Sabtu, 16 Maret 2019

ANAK LAKI-LAKI BANGSA MA'ANYAN ITU BERGELAR ANAK NANYU

Terlahir sebagai laki-laki bangsa Ma'anyan, secara sadar atau tidak sadar, ia memiliki tanggung jawab yang besar, baik kepada diri sendiri, keluarga, masyarakat dan bangsa Ma'anyan itu sendiri. Oleh tanggung jawab yang besar itu lah, laki-laki Ma'anyan mendapatkan gelar kehormatan sejak ia lahir ke dunia, gelar kehormatan laki-laki bangsa Ma'anyan adalah sebagai ANAK NANYU. ANAK NANYU itu sendiri jika diartikan kedalam bahasa Indonesia yaitu, ANAK artinya anak dan NANYU artinya Halilintar, jadi ANAK NANYU berarti anak halilintar. tanggung jawab yang sangat berat itu harus lah seorang laki-laki bangsa Ma'anyan mampu menjalaninya, oleh karena itu laki-laki  bangsa Ma'anyan harus kuat, pemberani, dan gagah perkasa, sama seperti halilintar yang menyambar dan bergemuruh, yang membuat seantero jagad raya ini ketakutan. Sekali lagi, lahir sebagai laki-laki bangsa Ma'anyan ini bukan perkara mudah. Seperti tanuhui (Cerita) dibawah ini yang menggambarkan betapa beratnya tugas seorang anak laki-laki bangsa Ma'anyan.

Tanuhui :
"Sejak anak laki-laki bangsa Ma'anyan dikandung sang ibu, anak laki-laki itu sudah di tanya oleh sang pencipta,"Apakah kamu siap untuk hidup di dunia luar sana? Kalau kamu tidak siap maka kembalilah ke padaku, namun jika kamu siap, Aku berikan rejeki dan genggam lah erat di dalam genggaman tangan kiri dan kanan mu, jika kamu benar-benar sudah siap "TAMPAK HAUT WANAWANG IRU" atau dalam bahasa Indonesia, tendang lah pintu itu dengan seluruh kekuatan mu dan keluarlah. Dan ketika si anak NAMPAK atau menendang pintu itu dan keluarlah, ketika separuh matanya keluar, si anak pun terkejut ketika melihat bepata indahnya dunia yang sang pencipta katakan tadi, karena si anak terkejut  itulah menyebabkan kedua genggaman tangan nya terbuka, yang menyebabkan rejeki yang sudah sang pencipta berikan berterbangan ke seluruh dunia, si anak itupun menangis dengan sekeras-kerasnya, tangisan itu mengisyaratkan bahwa si anak itu sadar bahwa  tugasnya di dunia adalah mengumpulkan lagi rejekinya itu dengan bekerja keras, sampai terkumpul dan kembali lagi ke pada sang pencipta".

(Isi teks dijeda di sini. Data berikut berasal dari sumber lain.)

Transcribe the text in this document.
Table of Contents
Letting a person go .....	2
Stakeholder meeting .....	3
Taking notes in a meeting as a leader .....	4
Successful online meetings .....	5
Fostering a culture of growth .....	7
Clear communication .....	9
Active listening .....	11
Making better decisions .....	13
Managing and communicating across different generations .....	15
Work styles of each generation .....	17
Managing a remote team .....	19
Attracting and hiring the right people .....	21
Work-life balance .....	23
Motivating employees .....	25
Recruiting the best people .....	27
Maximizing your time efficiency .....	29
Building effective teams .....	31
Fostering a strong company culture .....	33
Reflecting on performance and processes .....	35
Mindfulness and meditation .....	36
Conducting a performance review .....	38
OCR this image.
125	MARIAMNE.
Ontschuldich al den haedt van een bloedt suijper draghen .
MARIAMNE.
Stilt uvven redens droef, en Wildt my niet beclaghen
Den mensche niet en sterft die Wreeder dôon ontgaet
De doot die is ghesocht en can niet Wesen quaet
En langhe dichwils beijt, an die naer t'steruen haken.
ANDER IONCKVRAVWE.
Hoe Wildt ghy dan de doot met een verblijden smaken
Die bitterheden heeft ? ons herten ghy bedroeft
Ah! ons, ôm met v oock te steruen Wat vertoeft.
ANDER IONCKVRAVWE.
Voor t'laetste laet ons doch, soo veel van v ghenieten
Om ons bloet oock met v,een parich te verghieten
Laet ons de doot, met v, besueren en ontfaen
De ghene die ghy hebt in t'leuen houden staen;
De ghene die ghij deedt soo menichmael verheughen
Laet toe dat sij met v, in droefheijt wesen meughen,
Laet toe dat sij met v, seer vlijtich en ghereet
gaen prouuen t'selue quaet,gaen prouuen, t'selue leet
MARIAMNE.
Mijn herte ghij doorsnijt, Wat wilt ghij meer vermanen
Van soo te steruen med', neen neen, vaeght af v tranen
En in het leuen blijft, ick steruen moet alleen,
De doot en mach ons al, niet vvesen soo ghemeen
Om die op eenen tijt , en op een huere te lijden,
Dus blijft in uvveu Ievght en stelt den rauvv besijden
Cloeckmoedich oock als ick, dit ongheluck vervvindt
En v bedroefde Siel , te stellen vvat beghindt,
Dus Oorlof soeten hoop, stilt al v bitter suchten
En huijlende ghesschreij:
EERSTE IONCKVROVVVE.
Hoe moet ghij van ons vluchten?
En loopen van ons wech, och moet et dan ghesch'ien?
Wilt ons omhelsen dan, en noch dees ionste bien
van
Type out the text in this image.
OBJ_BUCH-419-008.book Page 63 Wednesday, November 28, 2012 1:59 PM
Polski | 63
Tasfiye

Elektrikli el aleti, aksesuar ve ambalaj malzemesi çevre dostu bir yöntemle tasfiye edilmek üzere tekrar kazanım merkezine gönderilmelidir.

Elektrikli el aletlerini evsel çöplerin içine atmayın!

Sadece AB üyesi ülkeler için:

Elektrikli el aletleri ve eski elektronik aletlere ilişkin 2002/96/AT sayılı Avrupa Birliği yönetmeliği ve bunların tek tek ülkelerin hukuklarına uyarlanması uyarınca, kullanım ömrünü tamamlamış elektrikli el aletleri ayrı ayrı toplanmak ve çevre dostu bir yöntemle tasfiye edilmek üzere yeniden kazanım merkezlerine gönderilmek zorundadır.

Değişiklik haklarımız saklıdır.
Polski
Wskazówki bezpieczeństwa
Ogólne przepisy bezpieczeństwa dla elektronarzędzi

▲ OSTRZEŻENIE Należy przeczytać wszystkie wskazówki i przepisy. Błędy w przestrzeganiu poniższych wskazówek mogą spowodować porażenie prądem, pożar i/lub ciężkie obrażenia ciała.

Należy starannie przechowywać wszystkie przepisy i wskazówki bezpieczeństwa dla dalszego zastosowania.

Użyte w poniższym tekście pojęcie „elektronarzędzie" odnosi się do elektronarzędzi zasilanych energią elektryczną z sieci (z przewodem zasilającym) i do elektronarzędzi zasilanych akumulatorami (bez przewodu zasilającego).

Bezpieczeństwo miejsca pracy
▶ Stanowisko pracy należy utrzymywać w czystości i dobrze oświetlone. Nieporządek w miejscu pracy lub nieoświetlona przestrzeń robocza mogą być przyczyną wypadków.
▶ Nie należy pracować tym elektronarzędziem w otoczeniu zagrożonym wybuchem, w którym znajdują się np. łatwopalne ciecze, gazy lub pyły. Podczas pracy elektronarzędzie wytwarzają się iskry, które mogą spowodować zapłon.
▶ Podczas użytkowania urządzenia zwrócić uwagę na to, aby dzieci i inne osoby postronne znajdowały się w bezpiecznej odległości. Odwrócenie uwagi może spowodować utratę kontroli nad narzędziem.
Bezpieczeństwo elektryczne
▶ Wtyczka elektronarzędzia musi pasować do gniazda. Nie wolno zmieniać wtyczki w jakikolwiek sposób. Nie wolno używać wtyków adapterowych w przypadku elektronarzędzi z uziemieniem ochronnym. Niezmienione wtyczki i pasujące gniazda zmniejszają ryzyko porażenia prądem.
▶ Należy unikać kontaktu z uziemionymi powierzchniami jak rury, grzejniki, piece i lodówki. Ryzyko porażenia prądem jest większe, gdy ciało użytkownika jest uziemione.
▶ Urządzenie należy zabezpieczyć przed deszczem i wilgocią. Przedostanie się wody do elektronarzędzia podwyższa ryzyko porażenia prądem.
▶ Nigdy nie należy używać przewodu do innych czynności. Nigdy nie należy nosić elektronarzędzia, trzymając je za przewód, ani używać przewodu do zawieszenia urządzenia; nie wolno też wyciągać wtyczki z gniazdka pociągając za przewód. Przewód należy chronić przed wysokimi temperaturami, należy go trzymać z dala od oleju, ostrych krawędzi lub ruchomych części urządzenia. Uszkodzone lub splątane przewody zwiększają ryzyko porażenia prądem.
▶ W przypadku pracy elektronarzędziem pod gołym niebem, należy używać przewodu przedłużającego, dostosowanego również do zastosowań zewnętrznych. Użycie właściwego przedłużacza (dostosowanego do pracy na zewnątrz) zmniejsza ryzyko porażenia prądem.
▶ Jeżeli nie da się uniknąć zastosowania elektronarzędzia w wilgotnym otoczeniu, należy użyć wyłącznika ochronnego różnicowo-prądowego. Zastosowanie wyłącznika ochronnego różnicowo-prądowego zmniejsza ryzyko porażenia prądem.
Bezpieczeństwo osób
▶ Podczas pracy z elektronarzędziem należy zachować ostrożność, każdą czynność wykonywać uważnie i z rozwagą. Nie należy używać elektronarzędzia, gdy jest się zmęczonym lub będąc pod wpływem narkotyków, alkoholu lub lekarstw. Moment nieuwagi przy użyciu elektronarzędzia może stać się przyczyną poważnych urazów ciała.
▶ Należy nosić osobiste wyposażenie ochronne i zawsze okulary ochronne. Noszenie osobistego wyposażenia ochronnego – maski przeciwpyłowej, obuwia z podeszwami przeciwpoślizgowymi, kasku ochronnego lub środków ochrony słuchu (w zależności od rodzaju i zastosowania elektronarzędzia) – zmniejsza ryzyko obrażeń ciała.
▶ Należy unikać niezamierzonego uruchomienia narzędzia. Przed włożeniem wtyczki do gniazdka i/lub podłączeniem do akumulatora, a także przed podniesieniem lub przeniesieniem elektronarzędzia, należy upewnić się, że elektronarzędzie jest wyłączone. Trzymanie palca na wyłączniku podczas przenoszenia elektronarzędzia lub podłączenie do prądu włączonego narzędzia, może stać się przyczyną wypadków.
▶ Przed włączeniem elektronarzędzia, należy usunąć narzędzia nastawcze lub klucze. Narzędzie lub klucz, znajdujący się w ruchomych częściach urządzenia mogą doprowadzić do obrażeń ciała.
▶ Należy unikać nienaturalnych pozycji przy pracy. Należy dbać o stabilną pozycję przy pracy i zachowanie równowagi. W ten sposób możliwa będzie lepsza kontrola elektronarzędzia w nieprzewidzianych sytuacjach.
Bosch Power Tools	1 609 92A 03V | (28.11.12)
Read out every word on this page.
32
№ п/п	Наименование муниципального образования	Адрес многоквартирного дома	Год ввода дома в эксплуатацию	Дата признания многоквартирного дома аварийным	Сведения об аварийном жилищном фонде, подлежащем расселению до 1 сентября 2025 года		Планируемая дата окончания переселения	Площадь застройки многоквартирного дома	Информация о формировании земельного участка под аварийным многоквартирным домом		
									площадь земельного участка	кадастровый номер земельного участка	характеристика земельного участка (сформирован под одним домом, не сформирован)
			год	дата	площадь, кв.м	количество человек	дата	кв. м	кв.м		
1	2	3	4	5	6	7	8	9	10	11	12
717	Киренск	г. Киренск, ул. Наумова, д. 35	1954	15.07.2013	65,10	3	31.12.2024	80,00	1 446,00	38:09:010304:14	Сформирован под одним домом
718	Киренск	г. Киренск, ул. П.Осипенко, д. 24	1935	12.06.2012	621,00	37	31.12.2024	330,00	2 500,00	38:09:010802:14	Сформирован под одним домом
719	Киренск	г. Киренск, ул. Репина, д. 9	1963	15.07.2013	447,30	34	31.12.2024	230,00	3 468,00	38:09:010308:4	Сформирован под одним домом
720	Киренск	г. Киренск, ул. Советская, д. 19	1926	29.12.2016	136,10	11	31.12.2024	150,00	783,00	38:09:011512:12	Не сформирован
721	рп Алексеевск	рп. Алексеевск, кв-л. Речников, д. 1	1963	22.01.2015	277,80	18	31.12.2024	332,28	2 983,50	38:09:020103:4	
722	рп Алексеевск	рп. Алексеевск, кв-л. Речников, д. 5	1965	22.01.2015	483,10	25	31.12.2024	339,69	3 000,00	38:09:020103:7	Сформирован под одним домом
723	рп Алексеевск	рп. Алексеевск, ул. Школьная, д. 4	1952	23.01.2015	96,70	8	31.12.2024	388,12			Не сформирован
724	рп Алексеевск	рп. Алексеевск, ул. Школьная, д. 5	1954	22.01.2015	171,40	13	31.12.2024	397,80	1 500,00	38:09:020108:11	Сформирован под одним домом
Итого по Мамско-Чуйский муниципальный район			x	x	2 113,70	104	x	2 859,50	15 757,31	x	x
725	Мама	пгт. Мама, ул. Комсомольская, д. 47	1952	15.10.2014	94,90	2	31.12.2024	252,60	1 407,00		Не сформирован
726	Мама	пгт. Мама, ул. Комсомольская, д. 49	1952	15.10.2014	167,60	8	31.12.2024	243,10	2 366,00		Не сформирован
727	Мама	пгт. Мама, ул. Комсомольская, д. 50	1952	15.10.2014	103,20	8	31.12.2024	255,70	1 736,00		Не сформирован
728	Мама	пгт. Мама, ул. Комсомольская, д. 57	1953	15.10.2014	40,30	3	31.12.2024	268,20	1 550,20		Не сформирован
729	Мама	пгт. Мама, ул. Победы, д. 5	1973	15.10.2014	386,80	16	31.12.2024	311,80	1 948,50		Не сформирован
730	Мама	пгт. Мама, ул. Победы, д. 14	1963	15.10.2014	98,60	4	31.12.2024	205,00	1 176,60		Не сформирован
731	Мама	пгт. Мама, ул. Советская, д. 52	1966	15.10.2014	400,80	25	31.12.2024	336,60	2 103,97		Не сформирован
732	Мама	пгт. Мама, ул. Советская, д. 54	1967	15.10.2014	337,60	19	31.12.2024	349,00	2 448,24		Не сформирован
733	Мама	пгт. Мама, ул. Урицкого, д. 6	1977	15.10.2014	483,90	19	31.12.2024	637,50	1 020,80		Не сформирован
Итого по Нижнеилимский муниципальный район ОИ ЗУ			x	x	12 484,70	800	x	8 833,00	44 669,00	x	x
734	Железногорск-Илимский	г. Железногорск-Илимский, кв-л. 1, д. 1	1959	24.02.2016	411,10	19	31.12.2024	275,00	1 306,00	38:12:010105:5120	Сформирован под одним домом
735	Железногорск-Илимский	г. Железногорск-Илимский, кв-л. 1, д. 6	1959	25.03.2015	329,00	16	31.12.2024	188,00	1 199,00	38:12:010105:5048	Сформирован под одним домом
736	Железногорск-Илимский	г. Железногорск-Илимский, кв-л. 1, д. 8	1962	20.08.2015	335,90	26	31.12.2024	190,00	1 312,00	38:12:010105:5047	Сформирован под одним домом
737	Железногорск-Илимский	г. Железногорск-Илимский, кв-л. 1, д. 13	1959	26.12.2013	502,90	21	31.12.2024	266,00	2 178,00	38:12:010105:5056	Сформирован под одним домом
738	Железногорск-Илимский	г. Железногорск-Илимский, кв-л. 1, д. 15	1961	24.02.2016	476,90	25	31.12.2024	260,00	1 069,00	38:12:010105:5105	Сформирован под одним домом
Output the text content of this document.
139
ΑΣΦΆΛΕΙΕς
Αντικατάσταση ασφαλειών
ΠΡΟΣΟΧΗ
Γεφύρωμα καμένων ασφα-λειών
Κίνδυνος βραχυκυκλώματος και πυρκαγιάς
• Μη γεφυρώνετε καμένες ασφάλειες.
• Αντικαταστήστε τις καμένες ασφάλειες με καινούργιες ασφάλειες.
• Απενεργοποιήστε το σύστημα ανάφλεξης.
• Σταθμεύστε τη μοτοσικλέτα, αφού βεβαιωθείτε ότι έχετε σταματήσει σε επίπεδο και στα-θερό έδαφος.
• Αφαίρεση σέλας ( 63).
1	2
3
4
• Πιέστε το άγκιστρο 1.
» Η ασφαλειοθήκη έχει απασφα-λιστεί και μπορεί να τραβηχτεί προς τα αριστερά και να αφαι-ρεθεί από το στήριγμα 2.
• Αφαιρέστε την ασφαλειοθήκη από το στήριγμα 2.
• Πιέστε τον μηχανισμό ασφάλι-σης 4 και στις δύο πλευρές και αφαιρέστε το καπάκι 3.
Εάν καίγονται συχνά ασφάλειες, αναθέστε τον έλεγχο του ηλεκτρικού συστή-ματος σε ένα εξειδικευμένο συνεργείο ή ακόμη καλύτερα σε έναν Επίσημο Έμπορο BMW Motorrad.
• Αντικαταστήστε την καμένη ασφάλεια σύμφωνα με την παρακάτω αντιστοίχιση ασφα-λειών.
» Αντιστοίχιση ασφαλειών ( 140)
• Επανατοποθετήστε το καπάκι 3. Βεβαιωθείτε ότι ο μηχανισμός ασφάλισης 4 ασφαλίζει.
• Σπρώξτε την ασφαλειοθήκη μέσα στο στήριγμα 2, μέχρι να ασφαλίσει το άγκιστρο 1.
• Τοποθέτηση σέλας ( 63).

Dari tanuhui di atas itu lah menceritakan, beratnya beban terlahir sebagai seorang laki-laki bangsa Ma'anyan ini, tangisan pertama ketika si anak lahir itu lah yang menyebabkan hati sang Pencipta tersentuh, sang pencipta pun memberikan ruh suci untuk menjaganya dari marabahaya, dan dengan di berikannya ruh suci itu, maka si laki-laki bangsa Ma'anyan ini bisa memanggil ruh suci itu untuk meminjamkan kekuatan yang juga berasal dari sang pencipta.
tugas yang berat selanjutnya yaitu mengumpulkan rejeki nya yang sudah berterbangan ke seluruh dunia ketika genggamannya yangterbuka setelah kagum melihat indahnya ciptaan Tuhan, maka dari itu jangan heran jika laki-laki bangsa Ma'anyan ini adalah seorang laki-laki yang pekerja keras dan gigih. maka oleh pekerja keras dan gigih ini lah menjadikan seorang laki-laki Bangsa Ma'anyan itu mampu mengumpulkan rejeki yang sudah dititipkan oleh yang Kuasa dan laki-laki bangsa Ma'anyan ini banyak yang sukses dan kaya raya. maka oleh itu, pantang bagi seorang laki-laki Bangsa Ma'anyan untuk mejadi Pengemis. 
Tetapi, Walaupun beratnya tanggung jawab seorang laki-laki bangsa Ma'anyan ini, mereka adalah orang yang penyabar dan rendah hati, serta mereka ini sangat setia, dan sangat ideal sebagai suami, karena laki-laki bangsa Ma'anyan ini "MANUWU NELANG BA ALIMU", TAMPAN DAN SAKTI.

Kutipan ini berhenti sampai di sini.